A Hampshire Police spokesman said: "Police in Southampton have been made aware of a historic spread betting scam allegation at a Saints football match in the 1990s.
"We have raised this matter with the FA and are discussing it with them."
The Football Association (FA) did not wish to comment but was considering its position in regard to the matter after being contacted by police.
In his autobiography, Le Tissier admitted gambling on the time of the first throw-in in Southampton's 2-0 win at Wimbledon in April 1995.
Former Southampton captain Le Tissier said he tried to kick the ball out of play but it was kept in by Neil Shipperley, who was unaware of the bet.

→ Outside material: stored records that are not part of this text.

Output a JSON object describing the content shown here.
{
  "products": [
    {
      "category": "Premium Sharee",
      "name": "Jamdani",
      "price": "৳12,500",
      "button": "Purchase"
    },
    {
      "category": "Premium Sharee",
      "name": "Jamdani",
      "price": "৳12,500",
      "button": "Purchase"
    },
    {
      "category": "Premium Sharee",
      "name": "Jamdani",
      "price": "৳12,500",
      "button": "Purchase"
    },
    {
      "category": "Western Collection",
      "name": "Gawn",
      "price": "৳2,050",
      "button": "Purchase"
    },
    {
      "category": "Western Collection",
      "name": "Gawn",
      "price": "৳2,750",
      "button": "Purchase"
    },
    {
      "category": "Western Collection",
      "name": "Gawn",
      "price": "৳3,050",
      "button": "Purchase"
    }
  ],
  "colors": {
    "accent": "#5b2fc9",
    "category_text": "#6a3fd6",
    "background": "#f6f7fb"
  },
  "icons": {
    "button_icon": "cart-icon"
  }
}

Le Tissier, 40, said the longer the ball stayed in play, the more he stood to lose.
In the end he neither lost nor gained, as the ball went out of play on 70 seconds, during the Premier League game against Wimbledon.
"It seemed to be going like clockwork," he said in his book.
"We kicked-off, the ball was tapped to me and I went to hit it out towards Neil Shipperley on the left wing.
"As it was live on television, I didn't want to make it too obvious, so I tried to hit it just over his head."
He said he with so much riding on it, he was nervous and did not kick it hard enough, with Shipperley heading it back into play.
Le Tissier, who scored the first of two goals to hand the win to Southampton, said he had not tried spread betting since.